The American Diploma Project has 4 specific actions:
Align standards and assessments with the knowledge and skills required beyond high school.
Require all high school students to take challenging courses that actually prepare them for life after high school.
Build college and work-ready measures into statewide accountability systems.
Hold schools accountable for graduating students who are college and/or workforce ready, and hold colleges, universities and technical schools accountable for students' success once enrolled.
In 2007 Tennessee joined with 35 other states in the American Diploma Project Network. This means all students across the state of Tennessee will be expected to meet more rigorous and relevant educational standards. Beginning with the Class of 2013, students will face new graduation requirements. All students will be expected to earn a minimum of 22 credits to graduate. Those 22 credits must include the following:
|Math||4 credits - Students must take a math class each year of high school. These math credits must include Algebra I, Geometry, and Algebra II.|
|Science||3 credits - to include biology, chemistry, or physics, and an additional lab science.|
|Social studies||3 credits - to include one credit of either world history or world geography, one credit of United States history, and one half credit of each economics and US government.|
PE and Wellness 1.5 credits - one credit of wellness and one half credit of another physical activity.

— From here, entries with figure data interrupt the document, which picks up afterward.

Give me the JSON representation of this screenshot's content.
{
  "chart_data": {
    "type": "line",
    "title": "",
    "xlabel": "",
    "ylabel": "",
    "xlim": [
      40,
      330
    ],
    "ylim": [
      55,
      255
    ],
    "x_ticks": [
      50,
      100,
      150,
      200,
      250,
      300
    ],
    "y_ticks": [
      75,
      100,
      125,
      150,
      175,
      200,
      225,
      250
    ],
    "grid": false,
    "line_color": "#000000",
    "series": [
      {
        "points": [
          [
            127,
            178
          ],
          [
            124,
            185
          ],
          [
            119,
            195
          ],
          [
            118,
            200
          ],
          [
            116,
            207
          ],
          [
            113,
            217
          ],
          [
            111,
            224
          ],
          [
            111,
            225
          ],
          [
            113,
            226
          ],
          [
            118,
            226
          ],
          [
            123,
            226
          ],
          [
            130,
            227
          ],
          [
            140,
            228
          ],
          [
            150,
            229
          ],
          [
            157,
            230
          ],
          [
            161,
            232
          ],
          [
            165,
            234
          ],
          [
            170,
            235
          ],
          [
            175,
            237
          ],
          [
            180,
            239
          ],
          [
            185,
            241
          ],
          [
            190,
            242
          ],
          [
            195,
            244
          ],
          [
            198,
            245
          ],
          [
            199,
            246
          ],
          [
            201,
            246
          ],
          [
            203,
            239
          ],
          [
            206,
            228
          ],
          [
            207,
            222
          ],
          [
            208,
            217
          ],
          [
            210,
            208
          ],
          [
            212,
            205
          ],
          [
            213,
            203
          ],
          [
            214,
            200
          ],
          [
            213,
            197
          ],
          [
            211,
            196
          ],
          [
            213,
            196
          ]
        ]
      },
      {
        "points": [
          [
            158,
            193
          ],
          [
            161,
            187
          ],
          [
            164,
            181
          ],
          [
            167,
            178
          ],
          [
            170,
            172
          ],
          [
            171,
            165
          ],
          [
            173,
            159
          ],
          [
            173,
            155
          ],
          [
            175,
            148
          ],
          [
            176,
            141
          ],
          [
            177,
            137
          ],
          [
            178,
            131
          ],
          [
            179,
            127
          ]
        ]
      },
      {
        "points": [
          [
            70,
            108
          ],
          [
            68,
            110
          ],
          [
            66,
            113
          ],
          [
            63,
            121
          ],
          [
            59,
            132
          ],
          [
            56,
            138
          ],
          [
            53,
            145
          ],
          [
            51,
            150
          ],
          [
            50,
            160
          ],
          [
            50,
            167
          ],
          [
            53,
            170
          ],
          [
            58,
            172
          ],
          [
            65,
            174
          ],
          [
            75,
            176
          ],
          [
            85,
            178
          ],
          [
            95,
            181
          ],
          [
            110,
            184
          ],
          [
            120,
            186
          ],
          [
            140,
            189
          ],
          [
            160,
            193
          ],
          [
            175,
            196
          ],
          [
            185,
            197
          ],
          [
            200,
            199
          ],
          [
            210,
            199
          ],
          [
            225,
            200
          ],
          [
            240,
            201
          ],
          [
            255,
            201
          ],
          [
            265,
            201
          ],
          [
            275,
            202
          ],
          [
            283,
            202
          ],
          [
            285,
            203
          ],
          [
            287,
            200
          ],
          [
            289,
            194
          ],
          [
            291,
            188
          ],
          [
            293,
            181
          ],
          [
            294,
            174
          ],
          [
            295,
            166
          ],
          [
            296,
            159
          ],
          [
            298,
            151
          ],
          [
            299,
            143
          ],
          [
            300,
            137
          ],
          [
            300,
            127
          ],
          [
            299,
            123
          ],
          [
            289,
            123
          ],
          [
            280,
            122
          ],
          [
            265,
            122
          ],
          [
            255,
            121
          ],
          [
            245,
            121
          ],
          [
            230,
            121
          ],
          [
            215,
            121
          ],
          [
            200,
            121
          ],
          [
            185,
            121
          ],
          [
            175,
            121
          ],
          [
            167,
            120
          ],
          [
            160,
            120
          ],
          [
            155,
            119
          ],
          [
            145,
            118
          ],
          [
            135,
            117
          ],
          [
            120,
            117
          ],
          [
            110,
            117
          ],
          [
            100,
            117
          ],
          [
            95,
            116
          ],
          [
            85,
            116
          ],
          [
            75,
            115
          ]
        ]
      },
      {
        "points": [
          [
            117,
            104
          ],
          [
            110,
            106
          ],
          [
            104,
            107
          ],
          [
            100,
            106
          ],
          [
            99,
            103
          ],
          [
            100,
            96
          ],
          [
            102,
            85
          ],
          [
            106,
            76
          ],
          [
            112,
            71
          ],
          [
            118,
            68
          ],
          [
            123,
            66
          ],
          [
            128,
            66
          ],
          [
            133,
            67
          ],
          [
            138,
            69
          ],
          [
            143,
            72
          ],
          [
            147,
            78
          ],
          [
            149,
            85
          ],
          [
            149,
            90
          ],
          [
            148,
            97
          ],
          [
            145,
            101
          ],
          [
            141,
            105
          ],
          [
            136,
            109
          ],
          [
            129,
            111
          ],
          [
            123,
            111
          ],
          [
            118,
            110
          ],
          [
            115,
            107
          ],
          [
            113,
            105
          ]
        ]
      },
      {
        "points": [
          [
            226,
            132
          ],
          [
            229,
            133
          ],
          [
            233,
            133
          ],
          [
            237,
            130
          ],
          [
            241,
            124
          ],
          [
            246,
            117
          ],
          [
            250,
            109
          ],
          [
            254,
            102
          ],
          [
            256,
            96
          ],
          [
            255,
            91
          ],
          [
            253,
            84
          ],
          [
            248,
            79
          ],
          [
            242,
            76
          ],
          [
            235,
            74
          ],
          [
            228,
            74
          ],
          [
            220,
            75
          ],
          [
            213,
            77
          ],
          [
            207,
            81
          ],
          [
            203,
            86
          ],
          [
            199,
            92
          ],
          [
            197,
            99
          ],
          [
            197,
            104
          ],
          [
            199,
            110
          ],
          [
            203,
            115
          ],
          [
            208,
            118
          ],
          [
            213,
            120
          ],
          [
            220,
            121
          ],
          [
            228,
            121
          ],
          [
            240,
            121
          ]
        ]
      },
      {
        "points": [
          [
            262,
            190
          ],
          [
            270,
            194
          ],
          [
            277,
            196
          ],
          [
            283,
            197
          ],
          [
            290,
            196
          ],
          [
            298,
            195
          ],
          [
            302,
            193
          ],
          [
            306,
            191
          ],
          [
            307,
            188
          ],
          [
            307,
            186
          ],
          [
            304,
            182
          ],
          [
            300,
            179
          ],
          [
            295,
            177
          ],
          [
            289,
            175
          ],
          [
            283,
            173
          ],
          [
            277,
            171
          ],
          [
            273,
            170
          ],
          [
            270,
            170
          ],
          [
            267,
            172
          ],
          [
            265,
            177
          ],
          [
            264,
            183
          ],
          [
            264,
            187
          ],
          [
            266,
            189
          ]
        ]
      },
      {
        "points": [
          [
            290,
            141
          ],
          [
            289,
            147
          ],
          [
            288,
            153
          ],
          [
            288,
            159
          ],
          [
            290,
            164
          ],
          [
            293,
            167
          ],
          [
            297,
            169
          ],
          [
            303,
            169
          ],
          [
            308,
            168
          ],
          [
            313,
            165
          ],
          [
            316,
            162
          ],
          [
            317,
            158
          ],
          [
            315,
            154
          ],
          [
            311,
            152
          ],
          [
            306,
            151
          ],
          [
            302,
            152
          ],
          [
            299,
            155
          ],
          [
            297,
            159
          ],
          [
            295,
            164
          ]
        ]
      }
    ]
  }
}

Personal Finance 0.5 credits
|Fine Arts||1 credit|
|Foreign Language||2 credits|
|Elective focus||3 credits|
To assist students in preparing for the Tennessee Diploma Project requirements, parents are encouraged to play an active role in their child's education. Talk with students about the importance of attendance and being successful in school. Parents can schedule meetings with their child's guidance counselor if there are additional questions regarding the new graduation requirements. Monitor your student's academic progress and contact teachers if there are concerns. Working together - community, teachers, and parents - we can help all students be successful in high school and their adult life.